Le assunzioni a tempo indeterminato sono 9.152, notevolmente inferiori rispetto a quelle effettuate nel 2016 (-800, pari a -8,04%) e soprattutto rispetto a quelle del 2015 (-7.591, pari a -45,34%). Le Marche risultano essere la quarta peggiore regione – dopo Lazio, Umbria e Abruzzo – per calo dei contratti a tempo indeterminato in un anno.  Aumentano significativamente le cessazione dei contratti a termine (+36,08) rispetto allo stesso periodo dello scorso anno.

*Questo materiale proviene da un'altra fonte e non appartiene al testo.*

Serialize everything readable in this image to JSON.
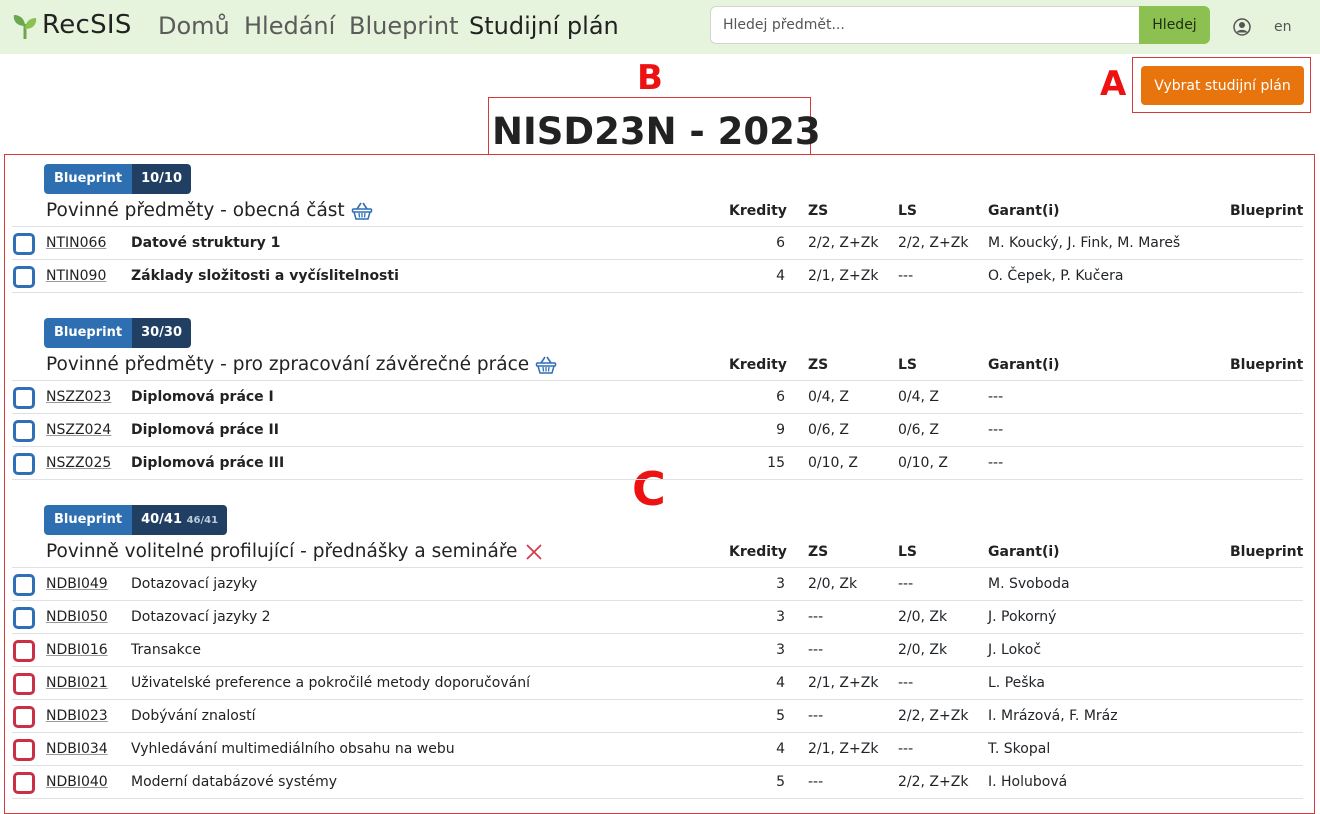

Il saldo tra assunzioni e cessazioni da rapporti di lavoro a tempo indeterminato è negativo per 5.209 unità, mentre due anni fa il saldo era di poco positivo.

Colpisce, si diceva, il boom del lavoro precario con 59.004 avviamenti a tempo determinato (+45,08% rispetto al 2016), 4.126 contratti di apprendistato (+37% sul 2016) e 7.254 contratti stagionali (+30,6% sul 2016). Nelle Marche il complesso delle assunzioni aumenta del 34,4% rispetto al 2016, più di ogni altra regione d’Italia e di più del doppio rispetto alla media nazionale e del centro Italia, ma allo stesso tempo aumenta più che ogni altra regione d’Italia l’utilizzo dei contratti a termine e quindi le relative cessazioni.  

Afferma Daniela Barbaresi, segretaria generale Cgil Marche: “Non è assolutamente arrivato il tempo di parlare di ripresa occupazionale; quello che preoccupa è la qualità del lavoro che si sta creando. La nostra regione è la più precaria d’Italia e questo triste primato è lo specchio del tessuto economico e produttivo, fatto di micro imprese, in ritardo e ancora troppo orientato alla competizione sui costi e in maniera specifica sul costo del lavoro". Per questo, secondo Giuseppe Santarelli, segretario regionale Cgil Marche, "servono politiche attive sul lavoro e politiche industriali che orientino ad uno sviluppo di qualità, puntando  su formazione e qualificazione del personale”.